Sonra trip advisor’daki yorumlara bakınca hakikaten overrated olduğunu fark ettik. Kişi başı 50 eurodan aşağı kalkan olmamış resmen. Hatta “tabak kırmak için ödüyorsunuz oraya yemek için dceğil” ifadesini görünce kesinlikle Manos değil dedik. Daha hesaplı bir yerde yedik yemeği, zaten bir gece öncesinden deniz mahsulüne doyan ve “aman kilo alırım, dokuzdan sonra yemek yemem” diyen ben bir greek salata ile (yahu bildiğimiz çoban salata) yetindim. Bu arada Simi, Fransa’nın St. Tropez’si gibi fiyatlar açısınıdan. Yani Güney Fransa’nın diğer kentleri Nice ve Cannes dahil görece daha makulken rakamlar açısından St. Tropez’de her şeyin fiyatı, kahve de dahil, bir anda en az iki katına fırlıyordu. İşte Simi de diğer adalara göre daha pahalıymış. 
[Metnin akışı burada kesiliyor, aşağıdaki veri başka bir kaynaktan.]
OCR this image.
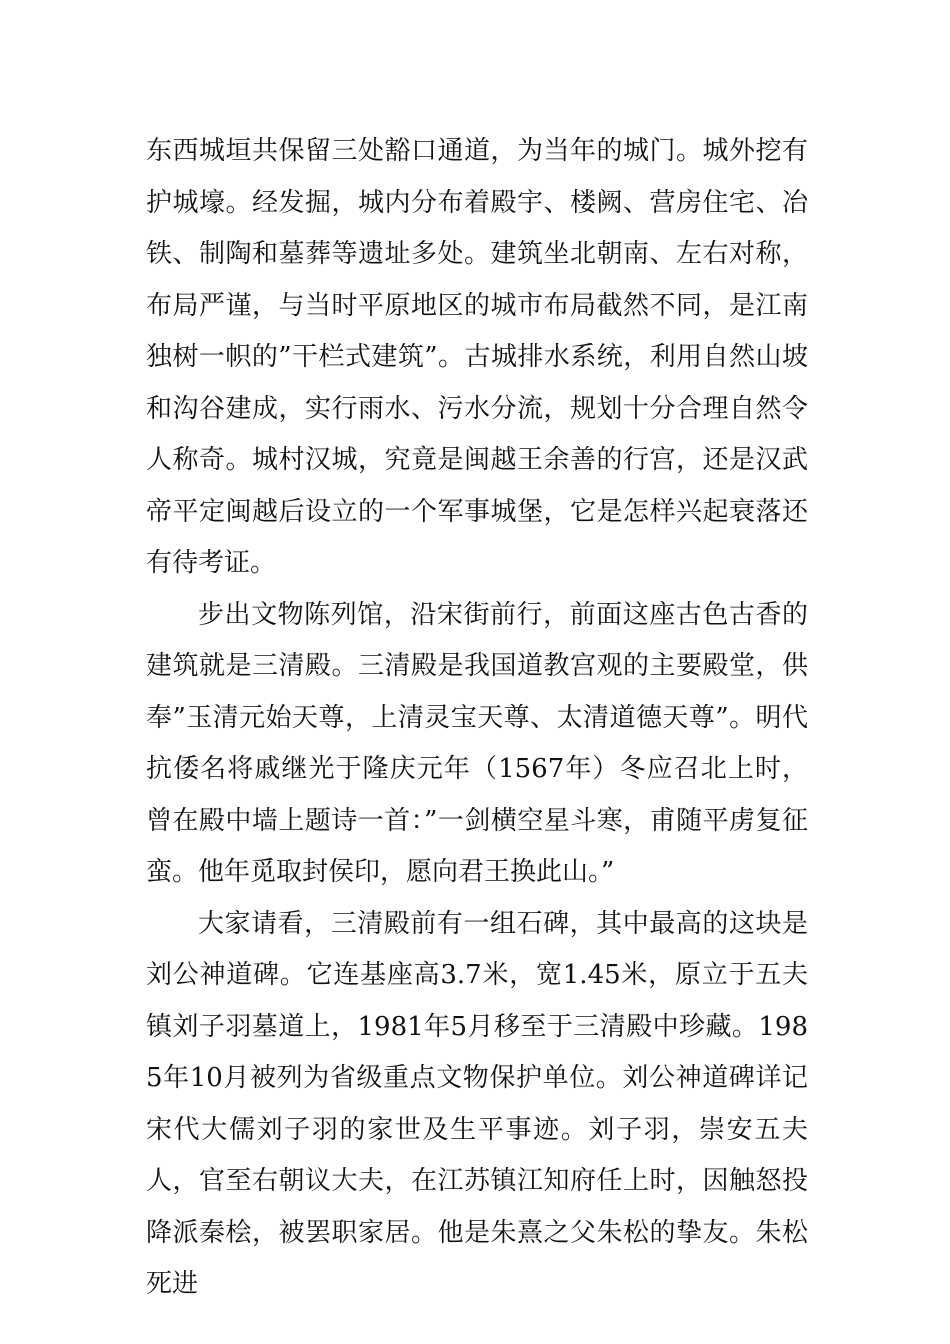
东西城垣共保留三处豁口通道，为当年的城门。城外挖有护城壕。经发掘，城内分布着殿宇、楼阙、营房住宅、冶铁、制陶和墓葬等遗址多处。建筑坐北朝南、左右对称，布局严谨，与当时平原地区的城市布局截然不同，是江南独树一帜的”干栏式建筑”。古城排水系统，利用自然山坡和沟谷建成，实行雨水、污水分流，规划十分合理自然令人称奇。城村汉城，究竟是闽越王余善的行宫，还是汉武帝平定闽越后设立的一个军事城堡，它是怎样兴起衰落还有待考证。

步出文物陈列馆，沿宋街前行，前面这座古色古香的建筑就是三清殿。三清殿是我国道教宫观的主要殿堂，供奉”玉清元始天尊，上清灵宝天尊、太清道德天尊”。明代抗倭名将戚继光于隆庆元年（1567年）冬应召北上时，曾在殿中墙上题诗一首：”一剑横空星斗寒，甫随平虏复征蛮。他年觅取封侯印，愿向君王换此山。”

大家请看，三清殿前有一组石碑，其中最高的这块是刘公神道碑。它连基座高3.7米，宽1.45米，原立于五夫镇刘子羽墓道上，1981年5月移至于三清殿中珍藏。1985年10月被列为省级重点文物保护单位。刘公神道碑详记宋代大儒刘子羽的家世及生平事迹。刘子羽，崇安五夫人，官至右朝议大夫，在江苏镇江知府任上时，因触怒投降派秦桧，被罢职家居。他是朱熹之父朱松的挚友。朱松死进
Yatıyla gelip limana demirleyen azımsanmayacak sayıda insan var. Mesela ik gecemizde Ömer Sabancı’nın yatı Desire limandaydı. Adada en kalabalık turist kafilesi Türkler olunca pek çok kişininin “Sabancı burada yatıyla” sohbetine kulak misafiri olmadık desek yalan olur. Limana dönecek olursak giysi ve hediyelik dükkanları sayı olarak iki elin parmaklarını geçmemekle birlikte çok sevimilier. Türk bir grup "Hacımemiş(Alaçatı) gibi burası” diye konuşuyordu. Haklılar ancak rakamlar Alaçatı’yı sollar geçer. Hele Manos restoranın sahibinin eşinin butiğinde bir kotun 600 euro olduğunu düşünürsek....
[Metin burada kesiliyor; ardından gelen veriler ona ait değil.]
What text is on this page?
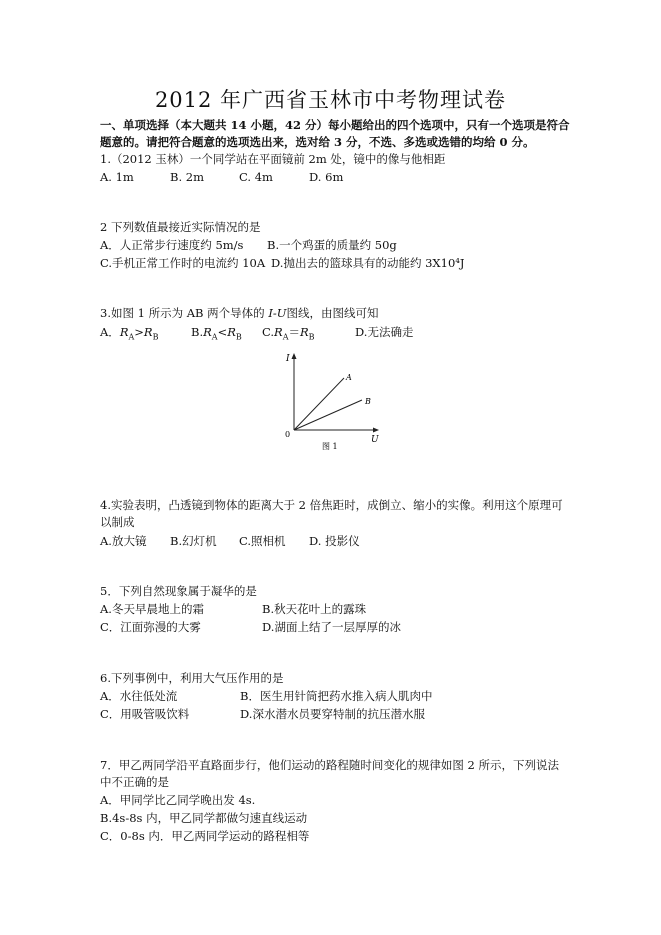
2012 年广西省玉林市中考物理试卷
一、单项选择（本大题共 14 小题，42 分）每小题给出的四个选项中，只有一个选项是符合
题意的。请把符合题意的选项选出来，选对给 3 分，不选、多选或选错的均给 0 分。
1.（2012 玉林）一个同学站在平面镜前 2m 处，镜中的像与他相距
A. 1m	B. 2m	C. 4m	D. 6m
2 下列数值最接近实际情况的是
A．人正常步行速度约 5m/s B.一个鸡蛋的质量约 50g
C.手机正常工作时的电流约 10A D.抛出去的篮球具有的动能约 3X10⁴J
3.如图 1 所示为 AB 两个导体的 I-U图线，由图线可知
A．$R_A>R_B$	$B.R_A<R_B$ $C.R_A=R_B$	D.无法确走
I
U
0
A
B
图 1
4.实验表明，凸透镜到物体的距离大于 2 倍焦距时，成倒立、缩小的实像。利用这个原理可
以制成
A.放大镜 B.幻灯机 C.照相机 D. 投影仪
5．下列自然现象属于凝华的是
A.冬天早晨地上的霜	B.秋天花叶上的露珠
C．江面弥漫的大雾	D.湖面上结了一层厚厚的冰
6.下列事例中，利用大气压作用的是
A．水往低处流	B．医生用针筒把药水推入病人肌肉中
C．用吸管吸饮料	D.深水潜水员要穿特制的抗压潜水服
7．甲乙两同学沿平直路面步行，他们运动的路程随时间变化的规律如图 2 所示，下列说法
中不正确的是
A．甲同学比乙同学晚出发 4s.
B.4s-8s 内，甲乙同学都做匀速直线运动
C．0-8s 内．甲乙两同学运动的路程相等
İkinci gün bir bota atlayıp iki sahil gezdik Ardından Pedi’ye geçtik ancak ne aradığımız denizi ne aradığımız güzelliği bulamadık burada. Önerim Pedi yerine koylardan denize girmeniz. İkinci akşam yemeği limanın sakin olan ucunda Thalos’ta yedik. Restoran sahibi hangi tatlıyı alalaım derken cevizli kek ve dondurma ikram etti. Sonra hesabı öderken kahveler de “on the house” demesiyle hesabımız yalnızca 45 euro tuttu iki kişi. Burası limanın dolu kısmına göre daha sakin ancak yine de mutlaka rezervasyonlu gidilmesi gereken (biz ve bizden sonraki çift masa bulabilen son insanlardık), romantik ve beyaz sandalyeli şık bir restoran. Ben yine ahtapot ızgara söyledim ama Kos’takinini yanında bu hem daha küçük hem daha sertti. Bu arada bir detay daha: greek coffee with mastique’e dikkat. Biz bunu bildiğimiz sakızlı kahve zanettik oysa ki türk kahvesi ve yanında sakız lükörü çıktı:)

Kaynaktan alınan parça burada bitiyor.